There is good reason for the further fall from grace. While it has been 10 years since the Jayson Blair/New York Times plagiarism scandal that led to his career crash and the resignation of two top editors, since 2010 we have seen accusations of plagiarism or fabrication in all spectrums of respectable platforms and outlets.
The phone hacking/ bribery/ corruption scandal at the United Kingdom's News of The World involved journalists regularly tapping conversations for news and has helped dimmed the halos of journalists for many.
Similarly, the Bloomberg News discovery earlier this year of misuse of financial terminal information by reporters showed reporters breached digital data intended for paying clients to hunt for news. And very recently the Chicago Tribune issued an apology for a page one story about a veteran and his sight dog; because it turns out the man wasn't a veteran at all. The reporter never checked.
As far back as 2006, a study by Medill School of Journalism colleagues reported that 53 percent of journalists surveyed noted "a problem with unethical or unprofessional behaviour in the newsroom". Forty five percent said at some time they suspected a peer of plagiarism, and only 34 percent said their newsroom actively corrects or reviews the mistakes or misconduct of reporters.
A Gallup poll last year rated the honesty and ethics of professions, and compared the responses gathered since 1976. Rated below police officers and chiropractors, but above governors, lawyers and members of Congress, journalists are perceived to have "very high" standards of honesty and ethics by only 24 percent of Americans polled. That's a distinct drop from a high of 33 percent who felt that way in 1976; but an increase from a low in 2000 of 21 percent of Americans reporting the same confidence on journalists' ethics.

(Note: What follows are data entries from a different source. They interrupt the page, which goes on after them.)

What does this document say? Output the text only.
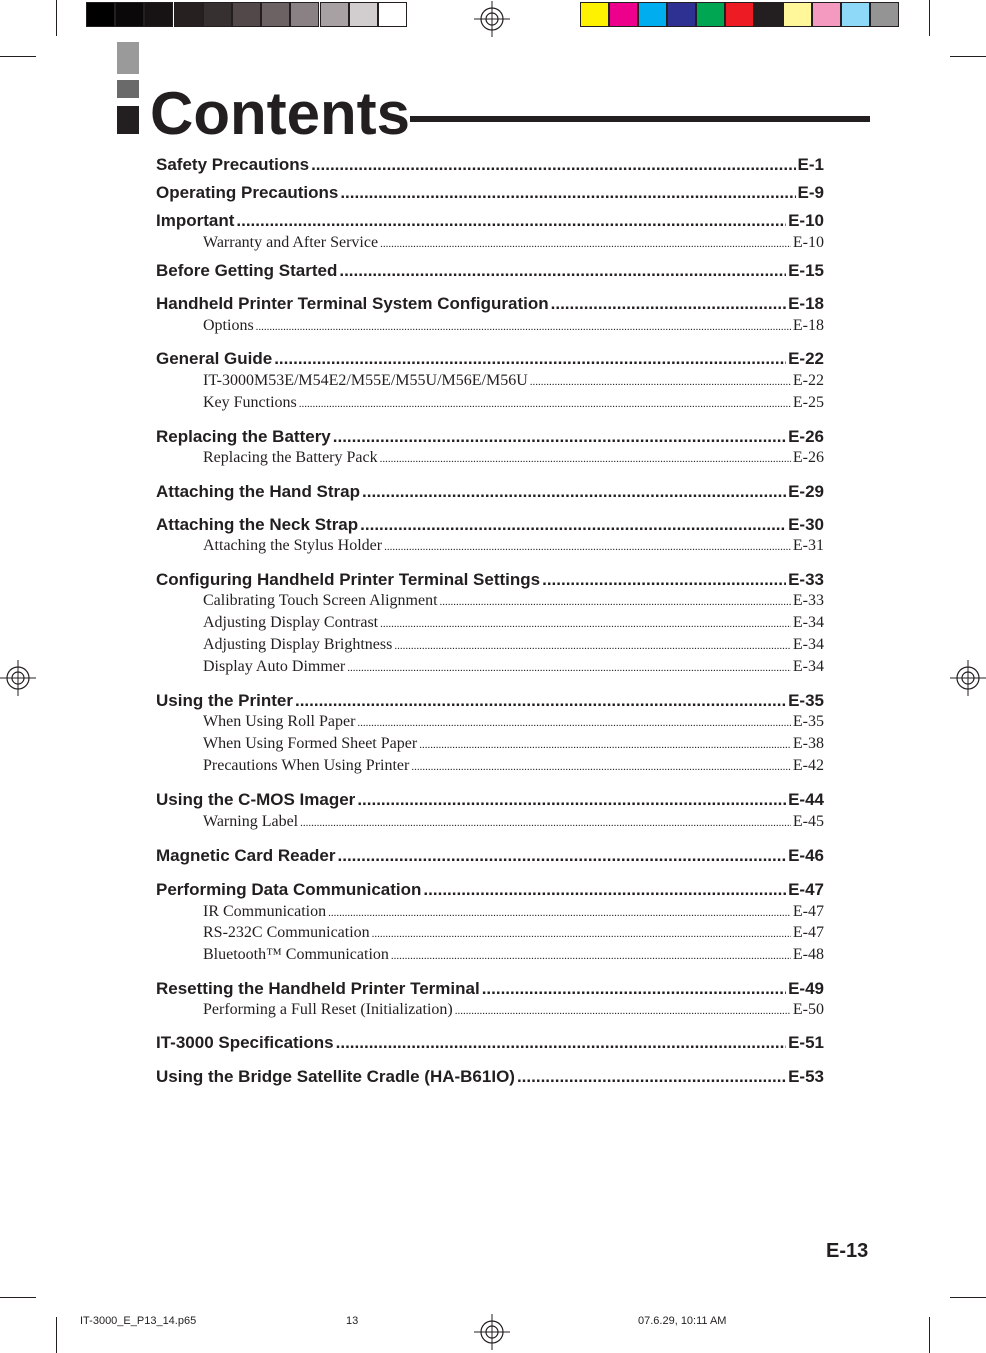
Contents
Safety Precautions .....	E-1
Operating Precautions .....	E-9
Important .....	E-10
Warranty and After Service .....	E-10
Before Getting Started .....	E-15
Handheld Printer Terminal System Configuration .....	E-18
Options .....	E-18
General Guide .....	E-22
IT-3000M53E/M54E2/M55E/M55U/M56E/M56U .....	E-22
Key Functions .....	E-25
Replacing the Battery .....	E-26
Replacing the Battery Pack .....	E-26
Attaching the Hand Strap .....	E-29
Attaching the Neck Strap .....	E-30
Attaching the Stylus Holder .....	E-31
Configuring Handheld Printer Terminal Settings .....	E-33
Calibrating Touch Screen Alignment .....	E-33
Adjusting Display Contrast .....	E-34
Adjusting Display Brightness .....	E-34
Display Auto Dimmer .....	E-34
Using the Printer .....	E-35
When Using Roll Paper .....	E-35
When Using Formed Sheet Paper .....	E-38
Precautions When Using Printer .....	E-42
Using the C-MOS Imager .....	E-44
Warning Label .....	E-45
Magnetic Card Reader .....	E-46
Performing Data Communication .....	E-47
IR Communication .....	E-47
RS-232C Communication .....	E-47
Bluetooth™ Communication .....	E-48
Resetting the Handheld Printer Terminal .....	E-49
Performing a Full Reset (Initialization) .....	E-50
IT-3000 Specifications .....	E-51
Using the Bridge Satellite Cradle (HA-B61IO) .....	E-53
E-13
IT-3000_E_P13_14.p65	13	07.6.29, 10:11 AM
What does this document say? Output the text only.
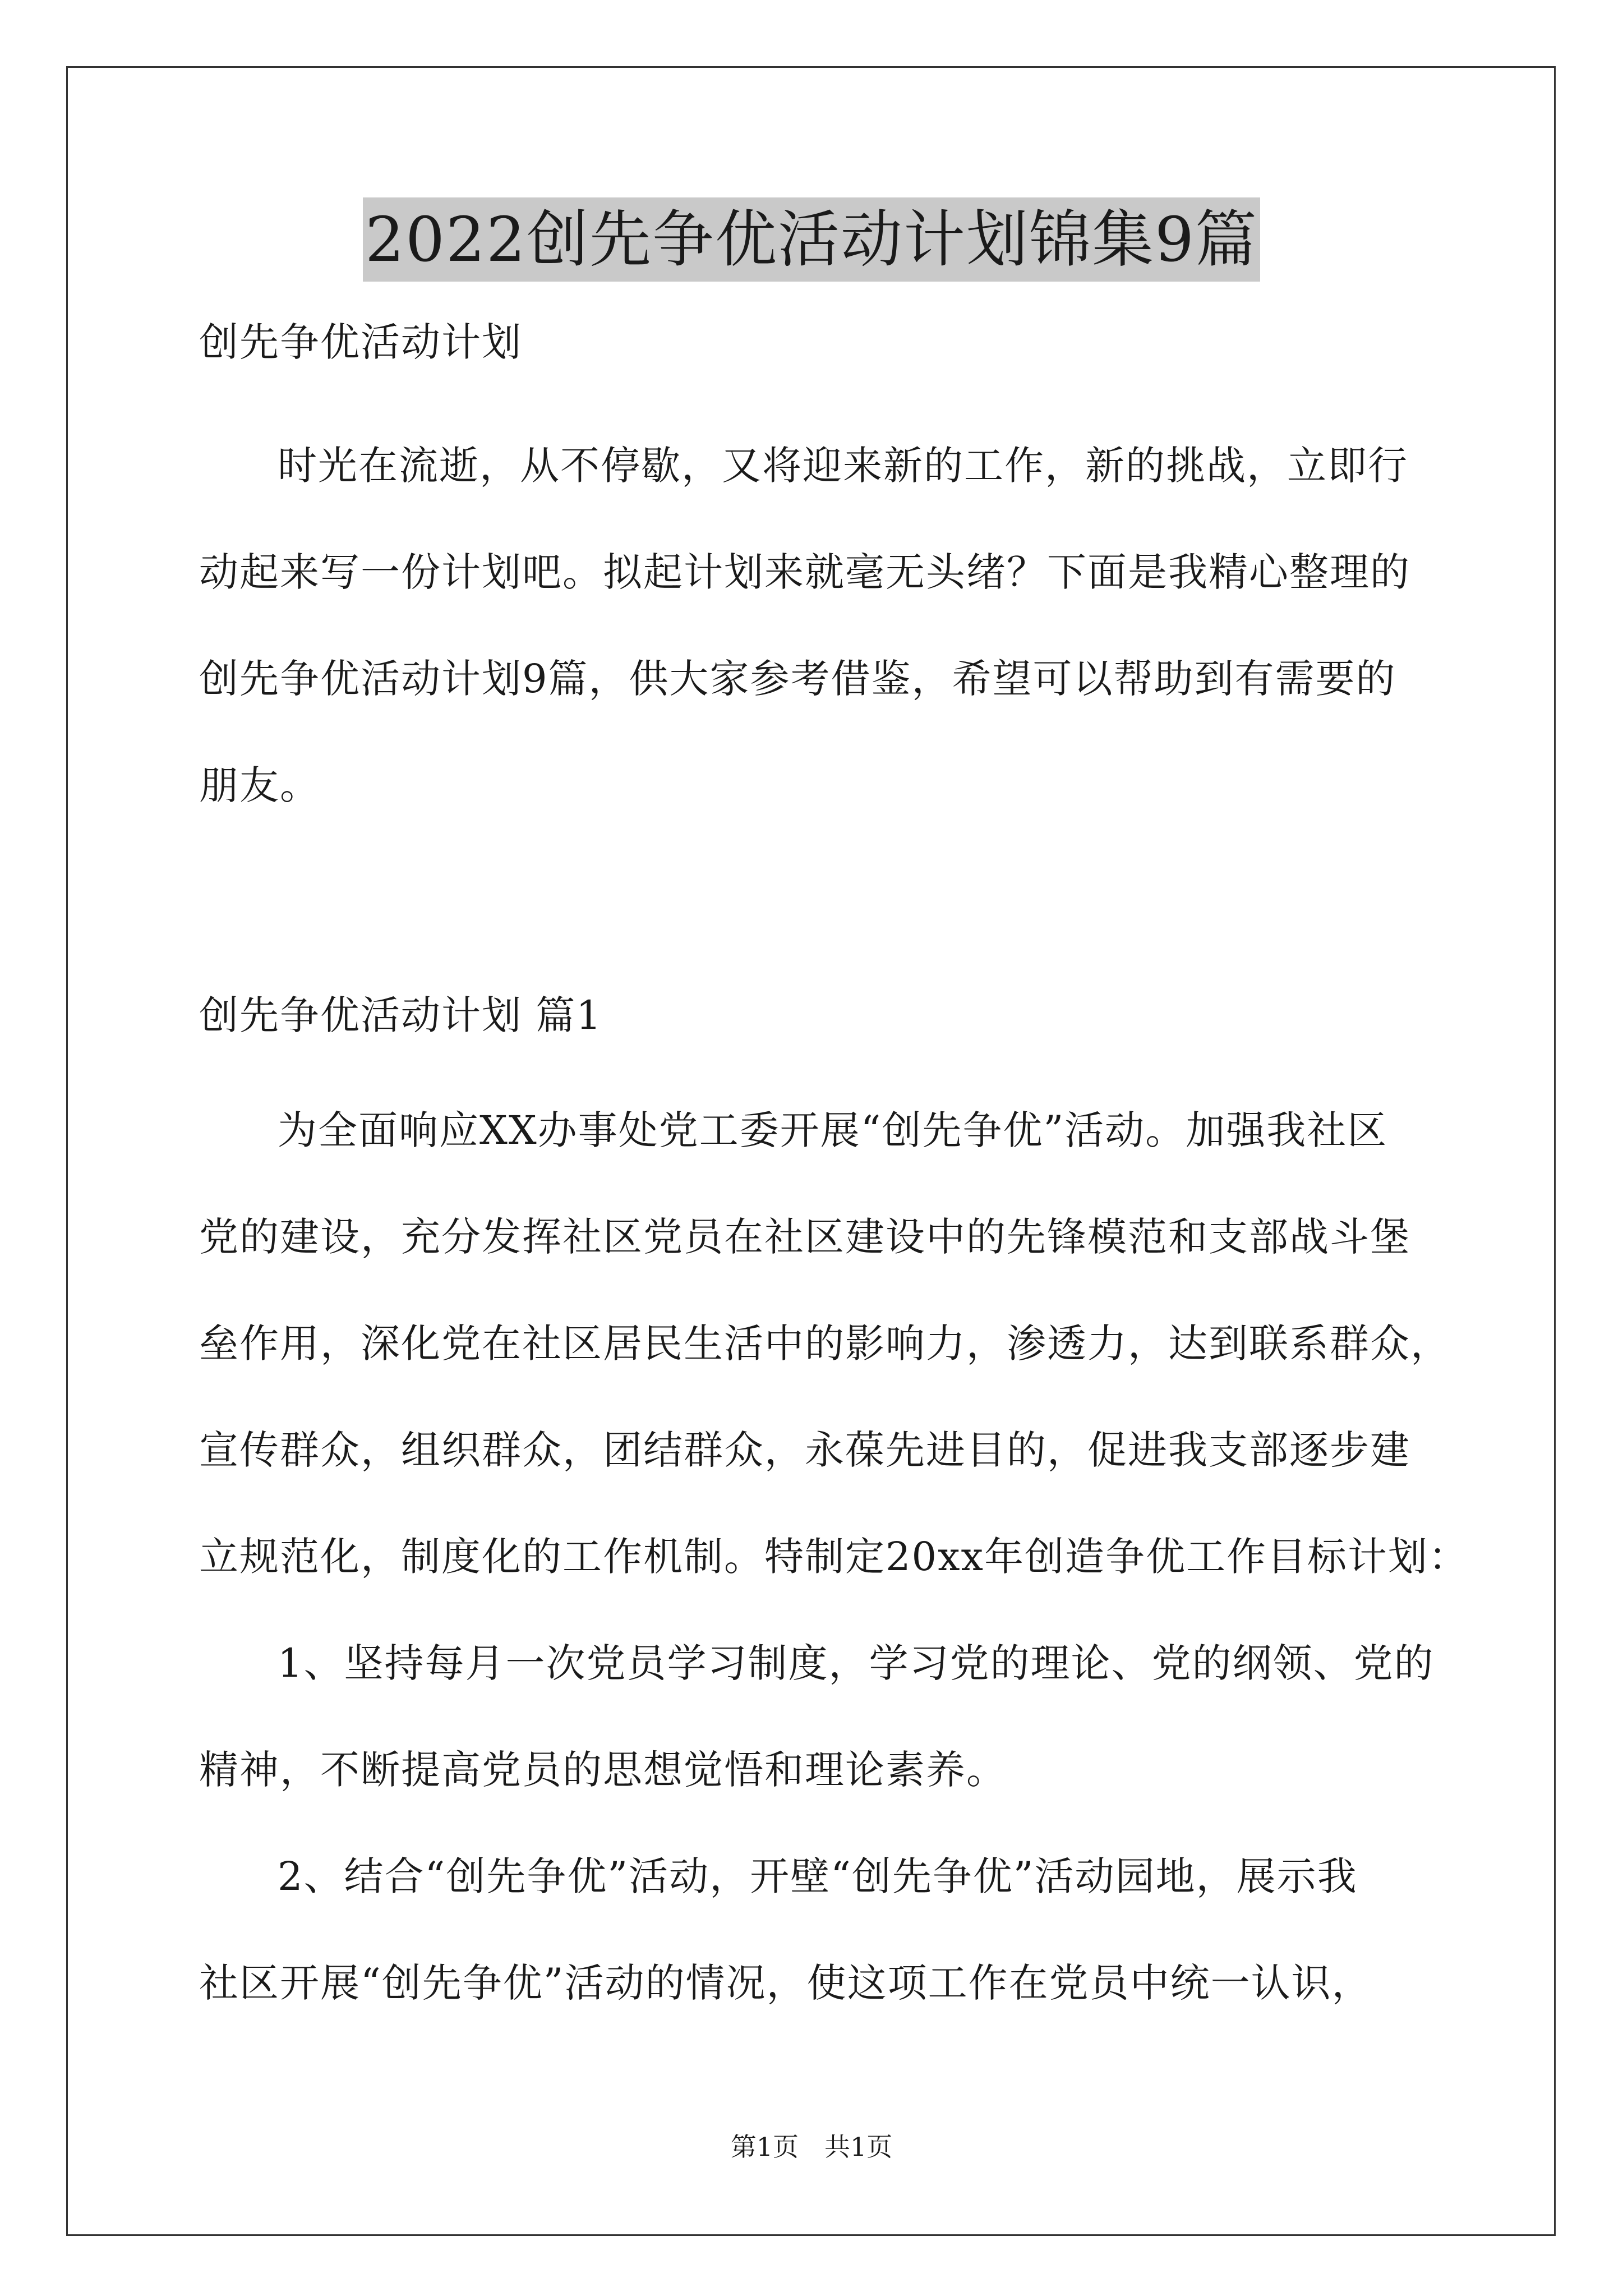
2022创先争优活动计划锦集9篇
创先争优活动计划
时光在流逝，从不停歇，又将迎来新的工作，新的挑战，立即行
动起来写一份计划吧。拟起计划来就毫无头绪？下面是我精心整理的
创先争优活动计划9篇，供大家参考借鉴，希望可以帮助到有需要的
朋友。
创先争优活动计划 篇1
为全面响应XX办事处党工委开展“创先争优”活动。加强我社区
党的建设，充分发挥社区党员在社区建设中的先锋模范和支部战斗堡
垒作用，深化党在社区居民生活中的影响力，渗透力，达到联系群众，
宣传群众，组织群众，团结群众，永葆先进目的，促进我支部逐步建
立规范化，制度化的工作机制。特制定20xx年创造争优工作目标计划：
1、坚持每月一次党员学习制度，学习党的理论、党的纲领、党的
精神，不断提高党员的思想觉悟和理论素养。
2、结合“创先争优”活动，开壁“创先争优”活动园地，展示我
社区开展“创先争优”活动的情况，使这项工作在党员中统一认识，
第1页　共1页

There are many factors that got journalists here - unvetted sources, carelessness with facts, plagiarism, fabrication, a drive to be first on all platforms and content created by stakeholders and disguised as news - all existing in spite of the expectation of industry standards.
No wonder most Americans think journalists are scum.
It may surprise many that audiences in several countries in the Middle East rate trust in media higher than Americans do. A study of media use in eight nations by Northwestern University in Qatar involves the responses of more than 10,000 participants.
The results show that in Tunisia, Lebanon and Egypt between 24 and 27 percent say they believe the news media is credible, a rate comparable to the trust Americans have in journalists. The study reports that the highest level of confidence in the news media is in Saudi Arabia, where 74 percent of those polled said the news media is credible.
If some audiences in the Middle East believe more readily what they see, read and hear in the media, why is that American audiences are routinely more skeptical of the news they ingest? Perhaps it is a case of the American audience feeling they have been fooled more than twice.
Maybe journalists need to be more proactive about incorporating integrity on deadline. A recent column on the future of digital journalism education from the Nieman Journalism Lab at Harvard touted the needs to teach students the newest skillset, but neglected to mention even once one important word: Ethics.
It is true that professionals can recover following a fall from grace - Anthony Weiner not withstanding - but for journalists, the best advice is to maintain transparency and work as hard as humanly possible not to stumble and fall in the first place.
With a legacy of bad reputations, every working journalist owes it to the audience to hold ourselves and our peers to our own published standards, so we can at least earn back lost respect.
- Michele Weldon is an assistant professor emerita of journalism at Northwestern University.